Dr. Anna Mavrogianni 

2011-2015

This research investigates modelling detailed energy behaviours to deal with overheating during summer times in UK domestic buildings using agent-based modelling and dynamic simulation models. Agent-Based Modelling (ABM) is a new approach for exploring complex systems with interacting autonomous agents. It offers the advantage of modelling the complexity arising from the interactions of individuals’ behaviours. Because of these advantages, ABM is often used to model social systems that consist of interacting, influential and adaptive agents.

To cope with a changing climate, numerous changes to occupant behaviour will be required. These changes should be considered by simulation models, thus, current models have to be further developed so that they can incorporate a range of current and future occupant behaviour, so the accuracy of the information on building performance can be improved.

This research therefore attempts to simulate occupant behaviour in residential buildings in response to overheating in summer. The range of interactions will include agents interacting with the building’s cooling systems, windows, curtains, lighting, etc, and agents would interact with other agents while making decisions. It is proposed to link the model to a dynamic building simulation tool through to allow dynamic representation of occupants’ behaviour, and examine the extent of the effect that occupants have on building thermal performance.

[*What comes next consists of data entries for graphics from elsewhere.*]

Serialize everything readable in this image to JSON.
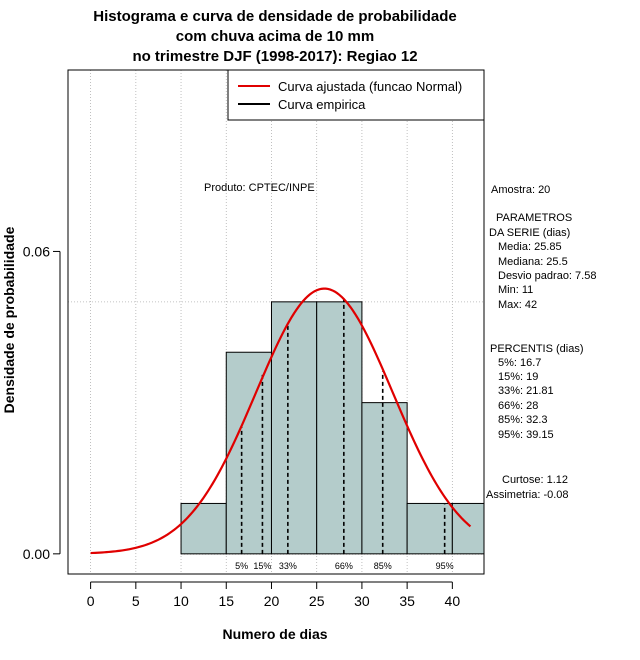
{
  "chart_data": {
    "type": "bar",
    "title_lines": [
      "Histograma e curva de densidade de probabilidade",
      "com chuva acima de 10 mm",
      "no trimestre DJF (1998-2017): Regiao 12"
    ],
    "xlabel": "Numero de dias",
    "ylabel": "Densidade de probabilidade",
    "xlim": [
      -2.5,
      43.5
    ],
    "ylim": [
      -0.004,
      0.096
    ],
    "x_ticks": [
      0,
      5,
      10,
      15,
      20,
      25,
      30,
      35,
      40
    ],
    "y_ticks": [
      0.0,
      0.06
    ],
    "y_tick_labels": [
      "0.00",
      "0.06"
    ],
    "bins": [
      {
        "x0": 10,
        "x1": 15,
        "density": 0.01
      },
      {
        "x0": 15,
        "x1": 20,
        "density": 0.04
      },
      {
        "x0": 20,
        "x1": 25,
        "density": 0.05
      },
      {
        "x0": 25,
        "x1": 30,
        "density": 0.05
      },
      {
        "x0": 30,
        "x1": 35,
        "density": 0.03
      },
      {
        "x0": 35,
        "x1": 40,
        "density": 0.01
      },
      {
        "x0": 40,
        "x1": 43.5,
        "density": 0.01
      }
    ],
    "normal_fit": {
      "mean": 25.85,
      "sd": 7.58,
      "x_start": 0,
      "x_end": 42
    },
    "empirical_curve": [
      [
        16.7,
        0.0252
      ],
      [
        19.0,
        0.0355
      ],
      [
        21.81,
        0.0458
      ],
      [
        28.0,
        0.0505
      ],
      [
        32.3,
        0.0362
      ],
      [
        39.15,
        0.0098
      ]
    ],
    "percentiles": [
      {
        "label": "5%",
        "value": 16.7
      },
      {
        "label": "15%",
        "value": 19
      },
      {
        "label": "33%",
        "value": 21.81
      },
      {
        "label": "66%",
        "value": 28
      },
      {
        "label": "85%",
        "value": 32.3
      },
      {
        "label": "95%",
        "value": 39.15
      }
    ],
    "hline_y": 0.05,
    "grid": true,
    "legend": {
      "position": "top-right",
      "items": [
        {
          "label": "Curva ajustada (funcao Normal)",
          "color": "#e00000"
        },
        {
          "label": "Curva empirica",
          "color": "#000000"
        }
      ]
    },
    "annotations": {
      "produto": "Produto: CPTEC/INPE",
      "amostra": "Amostra: 20",
      "parametros_lines": [
        "PARAMETROS",
        "DA SERIE (dias)"
      ],
      "stats_lines": [
        "Media: 25.85",
        "Mediana: 25.5",
        "Desvio padrao: 7.58",
        "Min: 11",
        "Max: 42"
      ],
      "percentis_header": "PERCENTIS (dias)",
      "percentis_lines": [
        "5%: 16.7",
        "15%: 19",
        "33%: 21.81",
        "66%: 28",
        "85%: 32.3",
        "95%: 39.15"
      ],
      "curtose": "Curtose: 1.12",
      "assimetria": "Assimetria: -0.08"
    },
    "colors": {
      "bar_fill": "#b4cccb",
      "fit_curve": "#e00000",
      "grid": "#b0b0b0"
    }
  }
}
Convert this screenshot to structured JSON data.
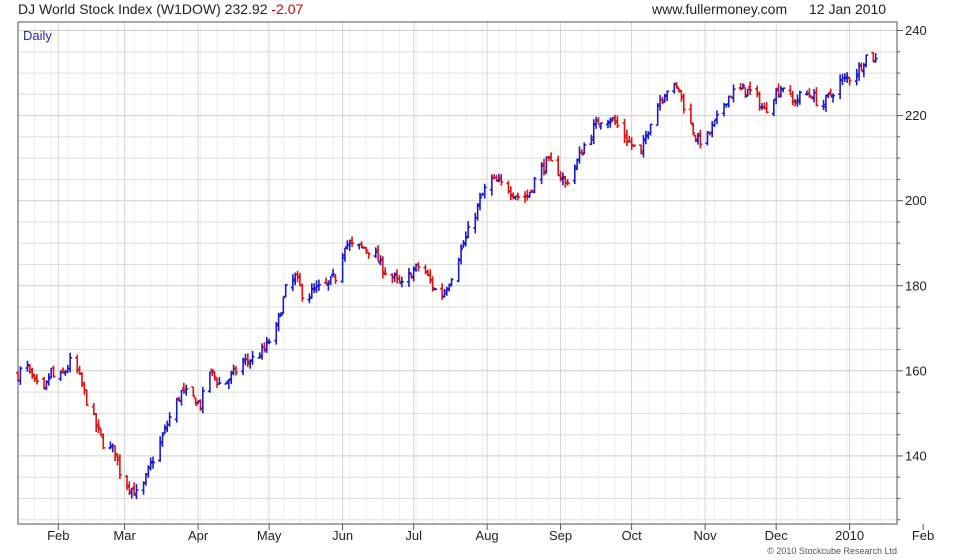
{
  "header": {
    "name": "DJ World Stock Index (W1DOW)",
    "last": "232.92",
    "change": "-2.07",
    "site": "www.fullermoney.com",
    "date": "12 Jan 2010"
  },
  "copyright": "© 2010 Stockcube Research Ltd",
  "colors": {
    "up": "#1a1acc",
    "down": "#dd1111",
    "grid": "#dddddd",
    "frame": "#555555",
    "period_label": "#2a2aaa"
  },
  "chart_data": {
    "type": "ohlc-bar",
    "period": "Daily",
    "y_axis": {
      "ylim": [
        124,
        242
      ],
      "ticks": [
        140,
        160,
        180,
        200,
        220,
        240
      ],
      "side": "right"
    },
    "x_axis": {
      "start": "2009-01-15",
      "end": "2010-01-21",
      "ticks": [
        {
          "date": "2009-02-01",
          "label": "Feb"
        },
        {
          "date": "2009-03-01",
          "label": "Mar"
        },
        {
          "date": "2009-04-01",
          "label": "Apr"
        },
        {
          "date": "2009-05-01",
          "label": "May"
        },
        {
          "date": "2009-06-01",
          "label": "Jun"
        },
        {
          "date": "2009-07-01",
          "label": "Jul"
        },
        {
          "date": "2009-08-01",
          "label": "Aug"
        },
        {
          "date": "2009-09-01",
          "label": "Sep"
        },
        {
          "date": "2009-10-01",
          "label": "Oct"
        },
        {
          "date": "2009-11-01",
          "label": "Nov"
        },
        {
          "date": "2009-12-01",
          "label": "Dec"
        },
        {
          "date": "2010-01-01",
          "label": "2010"
        },
        {
          "date": "2010-02-01",
          "label": "Feb"
        }
      ]
    },
    "close_path": [
      [
        "2009-01-15",
        159
      ],
      [
        "2009-01-18",
        162
      ],
      [
        "2009-01-22",
        157
      ],
      [
        "2009-01-26",
        155
      ],
      [
        "2009-01-29",
        160
      ],
      [
        "2009-01-31",
        157
      ],
      [
        "2009-02-04",
        160
      ],
      [
        "2009-02-07",
        163
      ],
      [
        "2009-02-09",
        160
      ],
      [
        "2009-02-13",
        153
      ],
      [
        "2009-02-17",
        147
      ],
      [
        "2009-02-20",
        143
      ],
      [
        "2009-02-25",
        141
      ],
      [
        "2009-02-28",
        134
      ],
      [
        "2009-03-03",
        133
      ],
      [
        "2009-03-06",
        131
      ],
      [
        "2009-03-09",
        133
      ],
      [
        "2009-03-12",
        138
      ],
      [
        "2009-03-16",
        143
      ],
      [
        "2009-03-20",
        149
      ],
      [
        "2009-03-25",
        155
      ],
      [
        "2009-03-29",
        154
      ],
      [
        "2009-04-02",
        152
      ],
      [
        "2009-04-06",
        160
      ],
      [
        "2009-04-10",
        157
      ],
      [
        "2009-04-14",
        158
      ],
      [
        "2009-04-20",
        162
      ],
      [
        "2009-04-25",
        163
      ],
      [
        "2009-04-29",
        165
      ],
      [
        "2009-05-04",
        170
      ],
      [
        "2009-05-08",
        179
      ],
      [
        "2009-05-12",
        182
      ],
      [
        "2009-05-16",
        177
      ],
      [
        "2009-05-20",
        179
      ],
      [
        "2009-05-25",
        180
      ],
      [
        "2009-05-29",
        182
      ],
      [
        "2009-06-02",
        190
      ],
      [
        "2009-06-06",
        189
      ],
      [
        "2009-06-10",
        189
      ],
      [
        "2009-06-14",
        188
      ],
      [
        "2009-06-18",
        184
      ],
      [
        "2009-06-22",
        182
      ],
      [
        "2009-06-26",
        180
      ],
      [
        "2009-06-30",
        183
      ],
      [
        "2009-07-04",
        185
      ],
      [
        "2009-07-08",
        181
      ],
      [
        "2009-07-12",
        177
      ],
      [
        "2009-07-16",
        181
      ],
      [
        "2009-07-20",
        187
      ],
      [
        "2009-07-25",
        194
      ],
      [
        "2009-07-29",
        200
      ],
      [
        "2009-08-02",
        205
      ],
      [
        "2009-08-06",
        204
      ],
      [
        "2009-08-10",
        203
      ],
      [
        "2009-08-14",
        201
      ],
      [
        "2009-08-18",
        201
      ],
      [
        "2009-08-22",
        206
      ],
      [
        "2009-08-26",
        209
      ],
      [
        "2009-08-30",
        208
      ],
      [
        "2009-09-03",
        204
      ],
      [
        "2009-09-07",
        208
      ],
      [
        "2009-09-11",
        213
      ],
      [
        "2009-09-15",
        217
      ],
      [
        "2009-09-19",
        220
      ],
      [
        "2009-09-23",
        219
      ],
      [
        "2009-09-27",
        216
      ],
      [
        "2009-10-01",
        213
      ],
      [
        "2009-10-05",
        211
      ],
      [
        "2009-10-09",
        219
      ],
      [
        "2009-10-13",
        224
      ],
      [
        "2009-10-17",
        227
      ],
      [
        "2009-10-21",
        226
      ],
      [
        "2009-10-25",
        219
      ],
      [
        "2009-10-29",
        214
      ],
      [
        "2009-11-02",
        215
      ],
      [
        "2009-11-06",
        219
      ],
      [
        "2009-11-10",
        224
      ],
      [
        "2009-11-14",
        226
      ],
      [
        "2009-11-18",
        226
      ],
      [
        "2009-11-22",
        225
      ],
      [
        "2009-11-26",
        221
      ],
      [
        "2009-11-30",
        225
      ],
      [
        "2009-12-04",
        227
      ],
      [
        "2009-12-08",
        223
      ],
      [
        "2009-12-12",
        225
      ],
      [
        "2009-12-16",
        225
      ],
      [
        "2009-12-20",
        222
      ],
      [
        "2009-12-24",
        225
      ],
      [
        "2009-12-28",
        228
      ],
      [
        "2010-01-01",
        229
      ],
      [
        "2010-01-05",
        231
      ],
      [
        "2010-01-09",
        235
      ],
      [
        "2010-01-12",
        233
      ]
    ]
  }
}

This may help assessing the effectiveness of current measures and policies to reduce energy consumption in residential stock during summer periods.

Also, this model could help traditional energy modelling software to better predict energy use by serving as a supplemental tool. This will benefit in starting to bridge the gap between predicted and actual building performance, and in making better informed decisions during the design phase, resulting in a reduced energy consumption and CO2 emissions from residential buildings.